The group says it will define an AI-enabled context aware system based on the ‘observe-orient-decide-act’ control model, which allows a system to adjust the services it is offering according to changes in user requirements, environmental conditions and business goals. This system will result in standardized models for using AI to manage a network and intelligently control service delivery and user experience.
The automated system will learn from previous experience and so add intelligence to automated network planning and monitoring, reducing opex, improving capacity usage, and boosting user experience, to a greater extent than just using automated technologies like self-optimizing network (SON).
The group will also study network telemetry, big data mechanisms, machine learning, and how to simplify and scale complex device configuration and monitoring.
“The unique added value of the ETSI ISG ENI approach is to define new metrics to quantify the operator’s experience; this enables the optimization and adjustment of the operator’s experience over time, taking advantage of machine learning and reasoning,” said Forbes when the ISG was announced in April.

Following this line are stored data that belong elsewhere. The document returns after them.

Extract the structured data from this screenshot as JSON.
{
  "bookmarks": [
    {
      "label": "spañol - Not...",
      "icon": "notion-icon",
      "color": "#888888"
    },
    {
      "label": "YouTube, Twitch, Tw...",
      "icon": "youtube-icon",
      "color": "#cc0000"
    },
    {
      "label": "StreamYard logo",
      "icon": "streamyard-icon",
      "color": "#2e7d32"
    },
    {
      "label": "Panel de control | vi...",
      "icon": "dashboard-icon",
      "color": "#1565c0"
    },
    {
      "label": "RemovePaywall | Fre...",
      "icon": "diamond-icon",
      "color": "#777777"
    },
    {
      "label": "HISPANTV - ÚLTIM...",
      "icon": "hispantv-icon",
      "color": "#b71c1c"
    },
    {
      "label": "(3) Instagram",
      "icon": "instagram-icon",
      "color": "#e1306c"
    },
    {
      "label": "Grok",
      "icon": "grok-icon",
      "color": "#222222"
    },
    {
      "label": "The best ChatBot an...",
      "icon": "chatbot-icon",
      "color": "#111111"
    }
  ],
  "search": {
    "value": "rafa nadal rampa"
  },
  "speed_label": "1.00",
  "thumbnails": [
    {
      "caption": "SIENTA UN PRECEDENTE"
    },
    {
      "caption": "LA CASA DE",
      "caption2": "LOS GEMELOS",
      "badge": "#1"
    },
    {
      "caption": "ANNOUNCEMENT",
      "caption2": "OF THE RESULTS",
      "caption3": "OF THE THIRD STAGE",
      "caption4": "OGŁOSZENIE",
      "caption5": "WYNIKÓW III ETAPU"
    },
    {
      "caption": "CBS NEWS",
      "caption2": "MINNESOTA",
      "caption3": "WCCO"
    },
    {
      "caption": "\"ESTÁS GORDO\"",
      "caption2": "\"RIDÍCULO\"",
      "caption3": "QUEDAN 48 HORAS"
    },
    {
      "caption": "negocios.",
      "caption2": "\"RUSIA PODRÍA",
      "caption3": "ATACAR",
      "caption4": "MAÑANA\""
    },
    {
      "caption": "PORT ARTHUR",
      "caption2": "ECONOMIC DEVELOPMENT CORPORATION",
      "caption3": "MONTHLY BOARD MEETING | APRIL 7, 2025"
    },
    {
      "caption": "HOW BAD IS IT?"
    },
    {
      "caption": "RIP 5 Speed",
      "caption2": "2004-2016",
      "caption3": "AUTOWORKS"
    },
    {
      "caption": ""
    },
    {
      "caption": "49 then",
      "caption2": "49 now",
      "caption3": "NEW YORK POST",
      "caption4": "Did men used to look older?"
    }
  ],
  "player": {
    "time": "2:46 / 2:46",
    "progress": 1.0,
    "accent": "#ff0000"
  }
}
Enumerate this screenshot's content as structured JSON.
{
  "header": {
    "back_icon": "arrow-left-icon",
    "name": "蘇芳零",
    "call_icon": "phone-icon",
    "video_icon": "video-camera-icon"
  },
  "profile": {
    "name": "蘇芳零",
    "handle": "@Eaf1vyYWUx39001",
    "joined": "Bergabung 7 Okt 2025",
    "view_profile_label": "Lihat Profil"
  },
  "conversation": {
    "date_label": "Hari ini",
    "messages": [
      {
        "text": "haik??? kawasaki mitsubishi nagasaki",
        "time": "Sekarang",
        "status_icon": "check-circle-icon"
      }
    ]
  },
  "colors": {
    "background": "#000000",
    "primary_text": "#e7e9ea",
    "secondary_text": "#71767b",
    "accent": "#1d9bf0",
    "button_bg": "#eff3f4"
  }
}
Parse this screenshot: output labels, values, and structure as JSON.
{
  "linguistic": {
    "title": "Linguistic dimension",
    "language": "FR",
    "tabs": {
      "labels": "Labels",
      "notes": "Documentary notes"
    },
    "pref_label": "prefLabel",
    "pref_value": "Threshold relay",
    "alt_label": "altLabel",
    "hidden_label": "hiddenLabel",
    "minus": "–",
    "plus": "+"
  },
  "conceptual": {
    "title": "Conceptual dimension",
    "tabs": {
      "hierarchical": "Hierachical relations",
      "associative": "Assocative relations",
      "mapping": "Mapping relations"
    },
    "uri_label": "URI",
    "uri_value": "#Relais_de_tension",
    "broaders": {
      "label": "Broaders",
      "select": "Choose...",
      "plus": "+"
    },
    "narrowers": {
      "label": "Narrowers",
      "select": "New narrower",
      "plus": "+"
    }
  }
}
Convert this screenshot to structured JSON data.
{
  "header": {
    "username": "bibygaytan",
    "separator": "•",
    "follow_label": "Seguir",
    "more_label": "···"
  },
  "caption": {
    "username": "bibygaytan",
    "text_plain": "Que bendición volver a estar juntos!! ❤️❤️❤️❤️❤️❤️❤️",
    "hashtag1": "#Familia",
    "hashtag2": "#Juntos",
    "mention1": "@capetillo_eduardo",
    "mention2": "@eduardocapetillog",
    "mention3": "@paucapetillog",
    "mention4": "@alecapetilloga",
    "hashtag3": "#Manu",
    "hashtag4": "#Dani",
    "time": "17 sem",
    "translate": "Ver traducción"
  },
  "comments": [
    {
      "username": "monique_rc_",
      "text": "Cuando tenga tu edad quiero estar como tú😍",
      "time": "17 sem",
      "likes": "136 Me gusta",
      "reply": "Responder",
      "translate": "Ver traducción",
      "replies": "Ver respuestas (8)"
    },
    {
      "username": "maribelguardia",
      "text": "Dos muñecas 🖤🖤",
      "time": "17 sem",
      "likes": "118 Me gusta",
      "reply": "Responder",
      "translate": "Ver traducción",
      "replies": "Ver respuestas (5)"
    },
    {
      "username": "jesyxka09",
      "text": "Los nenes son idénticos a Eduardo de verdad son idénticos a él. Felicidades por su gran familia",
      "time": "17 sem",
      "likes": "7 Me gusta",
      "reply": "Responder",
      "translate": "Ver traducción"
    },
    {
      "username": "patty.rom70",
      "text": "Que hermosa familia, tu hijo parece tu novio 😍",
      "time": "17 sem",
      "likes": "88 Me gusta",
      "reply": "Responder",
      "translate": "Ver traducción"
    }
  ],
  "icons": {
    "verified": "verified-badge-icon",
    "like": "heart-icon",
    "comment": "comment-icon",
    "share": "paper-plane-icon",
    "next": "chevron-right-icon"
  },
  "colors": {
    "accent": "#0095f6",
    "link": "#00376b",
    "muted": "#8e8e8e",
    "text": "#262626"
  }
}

Adding AI to the mix promises to make automation intelligent, and so deliver better results, but it will also slow down the process of getting to the self-driving, fully software-driven telco network, and some carriers are very impatient to reach that stage (see previous article). But AI and machine learning cannot be rushed – they are of their nature slow to perfect because the models need to learn until they reach the stage where they can make quicker, better decisions than a team of trained experts. “You need to design a model and spend a bit of time teaching the model how to do things,” Forbes said.
Forbes believes the dream of “fully AI-based autonomics” is far away, though ENI is taking steps in that direction. “The ultimate aim is to improve the user experience and simplicity to have intent-based network indications in line with customer demand for new revenue,” he concluded.
Full context awareness combined with automated, AI-enabled network management is at the heart of many 5G visions and operators like Telefonica, Verizon and others are starting to take steps towards that. However, it will not be an overnight process, and it will be essential, in every aspect of automation, that operators do not sacrifice openness and future-proofing, in their race to cut costs and support new service models.